Benchmarking Open-Source vs. Closed-Source LLMs for Dutch Medical Guidelines
Quantitative Evaluation of Retrieval-Augmented Generation using the NHG-Guidelines
A. Tageldin (TU Delft - Electrical Engineering, Mathematics and Computer Science)
J. Yang – Mentor (TU Delft - Electrical Engineering, Mathematics and Computer Science)

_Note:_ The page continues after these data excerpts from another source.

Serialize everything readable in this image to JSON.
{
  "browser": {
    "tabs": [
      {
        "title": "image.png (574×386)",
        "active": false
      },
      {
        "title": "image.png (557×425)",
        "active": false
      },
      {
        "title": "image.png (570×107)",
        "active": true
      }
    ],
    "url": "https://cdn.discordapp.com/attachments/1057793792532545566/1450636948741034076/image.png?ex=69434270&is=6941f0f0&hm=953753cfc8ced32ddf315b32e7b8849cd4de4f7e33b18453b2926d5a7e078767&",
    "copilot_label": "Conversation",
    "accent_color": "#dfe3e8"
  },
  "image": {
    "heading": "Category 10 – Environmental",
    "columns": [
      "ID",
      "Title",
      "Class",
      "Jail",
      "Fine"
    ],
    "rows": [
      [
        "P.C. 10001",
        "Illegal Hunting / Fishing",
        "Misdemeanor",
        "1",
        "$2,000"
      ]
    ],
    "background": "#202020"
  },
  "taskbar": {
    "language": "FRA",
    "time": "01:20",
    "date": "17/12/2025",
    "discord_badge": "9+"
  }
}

Yannick ter Heerdt – Mentor (Erasmus MC)
P.K. Murukannaiah – Graduation committee member (TU Delft - Electrical Engineering, Mathematics and Computer Science)
More Info
expand_more
Other than for strictly personal use, it is not permitted to download, forward or distribute the text or part of it, without the consent of the author(s) and/or copyright holder(s), unless the work is under an open content license such as Creative Commons.
Abstract
Large Language Models (LLMs) integrated with Retrieval-Augmented Generation (RAG) offer promising clinical decision support capabilities. However, utilizing closed-source models for this purpose requires transmitting sensitive patient data to external servers, creating severe GDPR compliance and privacy risks. Conversely, open-source models can be securely hosted locally, but their clinical reasoning capabilities in non-English medical contexts remain unproven. This research quantitatively benchmarks the performance of three closed-source and three open-source LLMs operating over the Dutch NHG-guidelines. Using a standardized RAG pipeline and an automated "LLM-as-a-Judge" evaluation framework (RAGChecker), we analyze the exact trade-offs between clinical accuracy, computational cost, and inference speed. The results reveal a significant paradigm shift: top-tier open-source models (specifically DeepSeek V4 Pro) not only match but outperform closed-source models (GPT-5.5) in clinical accuracy and speed at a fraction of the cost, offering a highly viable, privacy-preserving alternative for Dutch healthcare institutions.